Sam 11 Fév 2012 - 19:11
Merci d'avoir créé cette fiche !

Mon avis :

Envie d'en savoir plus?...
Je l'espère bien ^^ ! Voici mon avis =)

C'est un avis un peu brouillon que je vais vous donner, car je ne trouve pas cela évident de disserter sur un bouquin =) Pas envie de me coltiner l'intro, les trois ou plus paragraphes bien complexes et la conclusion, summum d'intelligence. Na, na, na! Je vais simplement : écrire.

Ecrire. C'est ce qu'à fait l'auteur, Jacques Lanzmann. Un homme, décédé aujourd'hui, qui fut un vrai gosse, comme nous tous. Je vous invite à le découvrir.

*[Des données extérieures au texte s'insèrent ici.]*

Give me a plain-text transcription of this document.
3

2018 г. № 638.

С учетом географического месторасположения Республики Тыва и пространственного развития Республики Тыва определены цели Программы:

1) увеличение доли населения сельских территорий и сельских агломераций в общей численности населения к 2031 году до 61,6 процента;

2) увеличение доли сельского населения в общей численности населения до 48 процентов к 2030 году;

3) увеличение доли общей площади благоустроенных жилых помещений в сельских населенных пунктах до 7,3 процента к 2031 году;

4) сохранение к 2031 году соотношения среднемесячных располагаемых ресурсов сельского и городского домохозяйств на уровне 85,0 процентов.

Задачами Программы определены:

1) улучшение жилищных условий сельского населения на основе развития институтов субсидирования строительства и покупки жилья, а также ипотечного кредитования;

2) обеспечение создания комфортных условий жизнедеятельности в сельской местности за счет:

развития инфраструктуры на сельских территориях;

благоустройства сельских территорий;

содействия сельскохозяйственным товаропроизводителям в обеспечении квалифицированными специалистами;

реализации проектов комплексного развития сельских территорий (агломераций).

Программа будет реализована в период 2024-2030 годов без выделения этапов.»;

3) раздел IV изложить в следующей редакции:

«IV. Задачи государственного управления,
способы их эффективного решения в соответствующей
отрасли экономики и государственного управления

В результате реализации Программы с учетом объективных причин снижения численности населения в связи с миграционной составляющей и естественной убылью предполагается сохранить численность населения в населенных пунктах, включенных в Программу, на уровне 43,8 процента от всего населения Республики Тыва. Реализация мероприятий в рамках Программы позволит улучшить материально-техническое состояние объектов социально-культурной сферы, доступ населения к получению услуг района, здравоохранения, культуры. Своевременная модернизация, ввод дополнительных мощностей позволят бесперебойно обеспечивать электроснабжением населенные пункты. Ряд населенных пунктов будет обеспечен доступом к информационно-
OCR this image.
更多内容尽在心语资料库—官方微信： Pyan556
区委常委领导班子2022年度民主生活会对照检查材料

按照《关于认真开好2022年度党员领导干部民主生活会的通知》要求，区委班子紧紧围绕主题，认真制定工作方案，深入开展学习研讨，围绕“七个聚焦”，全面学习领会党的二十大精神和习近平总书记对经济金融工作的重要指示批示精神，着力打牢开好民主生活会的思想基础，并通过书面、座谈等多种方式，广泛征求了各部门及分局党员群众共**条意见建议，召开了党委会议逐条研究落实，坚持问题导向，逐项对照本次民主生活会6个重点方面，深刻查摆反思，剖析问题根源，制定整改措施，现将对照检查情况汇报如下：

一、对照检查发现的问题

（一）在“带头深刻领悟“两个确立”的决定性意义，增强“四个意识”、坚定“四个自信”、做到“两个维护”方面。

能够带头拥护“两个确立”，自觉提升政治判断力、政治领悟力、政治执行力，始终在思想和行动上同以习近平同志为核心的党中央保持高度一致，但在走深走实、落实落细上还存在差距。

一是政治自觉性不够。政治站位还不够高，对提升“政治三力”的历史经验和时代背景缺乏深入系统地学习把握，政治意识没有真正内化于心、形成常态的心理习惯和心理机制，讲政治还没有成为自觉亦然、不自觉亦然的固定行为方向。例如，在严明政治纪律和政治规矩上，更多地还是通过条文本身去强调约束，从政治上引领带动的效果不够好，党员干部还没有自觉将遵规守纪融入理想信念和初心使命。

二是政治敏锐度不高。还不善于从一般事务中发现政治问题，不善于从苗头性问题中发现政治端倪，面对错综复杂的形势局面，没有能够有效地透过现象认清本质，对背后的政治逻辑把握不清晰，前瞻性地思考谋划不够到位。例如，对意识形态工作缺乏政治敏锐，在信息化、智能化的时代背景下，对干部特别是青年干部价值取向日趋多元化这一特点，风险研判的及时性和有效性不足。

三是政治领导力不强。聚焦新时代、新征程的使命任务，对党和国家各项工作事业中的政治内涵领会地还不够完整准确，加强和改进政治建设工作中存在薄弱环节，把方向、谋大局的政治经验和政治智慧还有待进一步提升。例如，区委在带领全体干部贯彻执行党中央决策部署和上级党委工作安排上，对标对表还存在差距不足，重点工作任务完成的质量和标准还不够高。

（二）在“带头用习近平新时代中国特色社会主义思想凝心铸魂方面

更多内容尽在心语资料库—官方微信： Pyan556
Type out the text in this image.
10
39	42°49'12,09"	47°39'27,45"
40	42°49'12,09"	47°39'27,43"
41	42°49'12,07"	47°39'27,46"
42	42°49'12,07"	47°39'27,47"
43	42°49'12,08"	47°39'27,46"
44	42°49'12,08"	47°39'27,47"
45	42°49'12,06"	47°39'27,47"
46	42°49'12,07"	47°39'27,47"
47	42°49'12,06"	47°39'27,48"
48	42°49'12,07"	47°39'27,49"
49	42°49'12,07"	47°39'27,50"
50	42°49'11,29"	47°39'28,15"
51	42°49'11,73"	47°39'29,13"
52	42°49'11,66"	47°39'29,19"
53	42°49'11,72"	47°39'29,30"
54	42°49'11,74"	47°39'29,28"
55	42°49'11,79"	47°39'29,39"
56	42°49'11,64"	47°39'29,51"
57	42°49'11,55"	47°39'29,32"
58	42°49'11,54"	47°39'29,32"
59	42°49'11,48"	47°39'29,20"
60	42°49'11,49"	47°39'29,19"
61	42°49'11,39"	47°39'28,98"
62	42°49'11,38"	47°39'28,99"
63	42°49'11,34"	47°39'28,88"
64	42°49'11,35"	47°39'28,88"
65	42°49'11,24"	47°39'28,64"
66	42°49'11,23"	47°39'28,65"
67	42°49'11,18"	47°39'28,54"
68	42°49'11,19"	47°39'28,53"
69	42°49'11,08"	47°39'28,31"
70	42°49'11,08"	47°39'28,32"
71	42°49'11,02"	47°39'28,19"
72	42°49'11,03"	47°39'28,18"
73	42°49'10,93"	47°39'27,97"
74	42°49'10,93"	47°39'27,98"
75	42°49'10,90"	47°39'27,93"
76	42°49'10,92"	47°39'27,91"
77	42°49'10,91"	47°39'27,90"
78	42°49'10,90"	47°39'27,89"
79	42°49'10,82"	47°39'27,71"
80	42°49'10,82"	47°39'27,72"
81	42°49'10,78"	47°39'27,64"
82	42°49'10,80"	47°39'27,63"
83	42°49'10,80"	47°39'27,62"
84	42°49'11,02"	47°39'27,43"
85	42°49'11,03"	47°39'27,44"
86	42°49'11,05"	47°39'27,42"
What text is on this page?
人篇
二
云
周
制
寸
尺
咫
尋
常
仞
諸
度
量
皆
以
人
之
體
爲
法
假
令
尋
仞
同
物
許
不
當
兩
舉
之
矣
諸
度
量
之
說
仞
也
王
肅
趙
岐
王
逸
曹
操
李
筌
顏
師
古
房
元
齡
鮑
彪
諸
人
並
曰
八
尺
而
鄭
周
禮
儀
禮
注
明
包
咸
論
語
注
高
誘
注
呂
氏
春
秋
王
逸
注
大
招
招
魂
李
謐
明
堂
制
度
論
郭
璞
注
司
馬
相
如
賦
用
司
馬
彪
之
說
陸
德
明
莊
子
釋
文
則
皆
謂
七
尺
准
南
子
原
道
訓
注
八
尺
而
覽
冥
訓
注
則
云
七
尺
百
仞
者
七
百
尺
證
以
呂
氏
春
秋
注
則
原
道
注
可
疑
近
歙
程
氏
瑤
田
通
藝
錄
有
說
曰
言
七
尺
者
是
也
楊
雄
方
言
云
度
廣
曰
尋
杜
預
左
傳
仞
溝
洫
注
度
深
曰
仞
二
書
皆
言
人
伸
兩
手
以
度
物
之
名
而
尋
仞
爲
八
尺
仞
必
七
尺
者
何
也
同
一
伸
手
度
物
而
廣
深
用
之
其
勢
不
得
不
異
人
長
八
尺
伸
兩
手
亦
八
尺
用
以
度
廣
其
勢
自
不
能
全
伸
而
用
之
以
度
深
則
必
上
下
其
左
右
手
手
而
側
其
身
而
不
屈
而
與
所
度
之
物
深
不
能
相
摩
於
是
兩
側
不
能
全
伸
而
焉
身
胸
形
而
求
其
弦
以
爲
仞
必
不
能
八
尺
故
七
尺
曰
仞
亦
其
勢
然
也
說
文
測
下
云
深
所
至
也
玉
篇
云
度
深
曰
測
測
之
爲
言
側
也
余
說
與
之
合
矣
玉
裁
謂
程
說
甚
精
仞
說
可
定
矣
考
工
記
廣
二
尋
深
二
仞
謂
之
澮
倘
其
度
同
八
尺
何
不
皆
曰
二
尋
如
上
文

Un vrai gosse donc, mais avec une enfance peu commune, bien à lui et bien écrite. Car c'est cette enfance - SON enfance - qui est racontée au travers de ce livre - que je n'ose qualifier de roman, car il s'agit d'une autobiographie - mais que je n'ose qualifier d'autobiographie, car même si l'auteur lui même l'affirme, on ne le trouve pas vraiment dans les rayons du genre -.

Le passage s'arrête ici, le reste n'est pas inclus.